Zu diesem Opern-Thriller steuert Jurowski mit dem Bayerischen Staatsorchester den perfekten Soundtrack bei. Wirkte die «Rheingold»-Premiere im vergangenen Jahr noch stellenweise übersteuert und gleichzeitig zu detailbesessen, entfacht Jurowski nun einen überwältigenden Sog. Da wird ohne angezogene Handbremse musiziert, Jurowski gönnt dem Orchester grosse, weite Phrasen.
Seit zwei Wochen steht nun fest, dass Jurowski München im Jahr 2029 verlässt und von Petr Popelka beerbt werden soll. Diese Weichenstellung scheint dem Dirigenten eine Last von den Schultern genommen zu haben: Seine Leitung der «Walküre» wirkt jedenfalls wie befreit. In jedem einzelnen Instrumentalklang und jeder Phrase legt Jurowski den Wesenszug der Personen wie auch den Stoff selbst frei.

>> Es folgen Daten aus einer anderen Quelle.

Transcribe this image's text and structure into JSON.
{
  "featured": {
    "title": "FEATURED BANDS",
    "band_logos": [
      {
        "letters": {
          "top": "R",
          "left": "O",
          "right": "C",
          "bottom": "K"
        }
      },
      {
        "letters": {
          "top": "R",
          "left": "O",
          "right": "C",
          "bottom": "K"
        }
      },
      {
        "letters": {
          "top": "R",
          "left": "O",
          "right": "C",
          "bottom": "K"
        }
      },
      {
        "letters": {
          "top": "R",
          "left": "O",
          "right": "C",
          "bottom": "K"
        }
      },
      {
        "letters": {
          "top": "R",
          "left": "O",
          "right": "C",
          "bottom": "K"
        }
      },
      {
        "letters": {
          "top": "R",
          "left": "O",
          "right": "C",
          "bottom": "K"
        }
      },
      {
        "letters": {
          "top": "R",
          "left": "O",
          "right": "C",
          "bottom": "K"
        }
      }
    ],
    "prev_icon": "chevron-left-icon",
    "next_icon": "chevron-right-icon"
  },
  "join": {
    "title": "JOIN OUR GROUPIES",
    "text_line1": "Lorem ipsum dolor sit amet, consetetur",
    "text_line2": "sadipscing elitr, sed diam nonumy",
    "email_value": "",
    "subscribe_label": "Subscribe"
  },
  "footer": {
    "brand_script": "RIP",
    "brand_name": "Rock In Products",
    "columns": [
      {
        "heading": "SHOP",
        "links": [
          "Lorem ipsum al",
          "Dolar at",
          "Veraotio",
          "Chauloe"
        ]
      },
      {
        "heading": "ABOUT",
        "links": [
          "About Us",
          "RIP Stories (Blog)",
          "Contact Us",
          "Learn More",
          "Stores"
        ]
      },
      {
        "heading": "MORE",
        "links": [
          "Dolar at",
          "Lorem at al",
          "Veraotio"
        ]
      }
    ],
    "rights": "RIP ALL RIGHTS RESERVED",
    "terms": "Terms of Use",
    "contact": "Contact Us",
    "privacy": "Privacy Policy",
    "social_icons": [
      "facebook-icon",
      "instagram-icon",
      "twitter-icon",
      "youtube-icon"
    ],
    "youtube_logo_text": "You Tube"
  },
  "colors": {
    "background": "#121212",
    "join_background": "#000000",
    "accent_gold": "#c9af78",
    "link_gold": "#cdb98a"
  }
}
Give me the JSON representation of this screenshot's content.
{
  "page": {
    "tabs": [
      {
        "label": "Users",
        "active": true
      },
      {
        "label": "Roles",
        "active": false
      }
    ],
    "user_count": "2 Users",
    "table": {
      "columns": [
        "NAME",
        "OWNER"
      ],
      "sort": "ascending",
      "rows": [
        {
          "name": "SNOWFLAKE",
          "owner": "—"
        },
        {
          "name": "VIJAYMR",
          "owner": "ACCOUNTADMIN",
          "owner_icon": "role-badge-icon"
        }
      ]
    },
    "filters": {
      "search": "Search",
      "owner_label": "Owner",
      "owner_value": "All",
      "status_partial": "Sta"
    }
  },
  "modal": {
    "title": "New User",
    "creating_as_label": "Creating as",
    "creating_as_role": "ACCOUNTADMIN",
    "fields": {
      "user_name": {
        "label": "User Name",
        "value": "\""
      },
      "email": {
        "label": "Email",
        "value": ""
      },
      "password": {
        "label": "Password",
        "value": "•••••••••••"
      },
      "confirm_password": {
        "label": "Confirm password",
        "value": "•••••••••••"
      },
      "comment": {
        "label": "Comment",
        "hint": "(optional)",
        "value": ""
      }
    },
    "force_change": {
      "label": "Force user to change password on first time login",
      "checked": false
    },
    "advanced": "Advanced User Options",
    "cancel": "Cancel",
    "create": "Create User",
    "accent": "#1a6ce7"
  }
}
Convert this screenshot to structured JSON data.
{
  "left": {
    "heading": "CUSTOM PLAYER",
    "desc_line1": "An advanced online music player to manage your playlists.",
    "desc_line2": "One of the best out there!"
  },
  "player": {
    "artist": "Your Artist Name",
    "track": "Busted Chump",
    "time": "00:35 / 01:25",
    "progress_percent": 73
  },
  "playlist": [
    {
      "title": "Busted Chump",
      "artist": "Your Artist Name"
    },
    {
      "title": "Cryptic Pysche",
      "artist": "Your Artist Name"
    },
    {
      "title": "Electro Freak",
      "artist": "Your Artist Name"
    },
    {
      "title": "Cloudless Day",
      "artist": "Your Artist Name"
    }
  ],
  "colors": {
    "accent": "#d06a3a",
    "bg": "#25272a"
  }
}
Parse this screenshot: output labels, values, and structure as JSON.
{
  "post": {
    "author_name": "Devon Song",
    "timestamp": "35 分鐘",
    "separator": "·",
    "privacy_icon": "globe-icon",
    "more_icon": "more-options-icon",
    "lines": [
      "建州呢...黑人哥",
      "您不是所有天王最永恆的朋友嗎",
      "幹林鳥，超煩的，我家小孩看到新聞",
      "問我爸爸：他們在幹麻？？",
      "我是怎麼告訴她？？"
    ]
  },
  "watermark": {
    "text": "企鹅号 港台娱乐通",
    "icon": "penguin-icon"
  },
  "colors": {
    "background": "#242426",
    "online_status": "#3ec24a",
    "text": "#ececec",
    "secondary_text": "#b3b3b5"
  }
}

Jurowski zielt dabei auf eine Symbiose mit der Bühne – was gerade in der «Walküre» eine besondere Leistung ist, da die Musik durch ihre emotionale Wucht leicht eine Parallelwelt schafft, neben der die Szenerie banal wirken kann. Stattdessen wird die Handlung von Jurowski aus dem Graben «miterzählt», genauso konkret und psychologisch geschärft wie in Kratzers Regie. Hier ahnt man, wie Wagner das Verschmelzen von Musik und Theater im Rahmen des Gesamtkunstwerks gemeint haben dürfte.
Diese «Walküre» ist ein Glücksfall. Wenn Kratzer und Jurowski diese Höhe halten, wird nicht der aus Kostengründen abgespeckte neue «Ring» in Bayreuth der prägende Beitrag zum Jubiläum der ersten Gesamtaufführung vor 150 Jahren, sondern der Zyklus der Münchner Konkurrenz.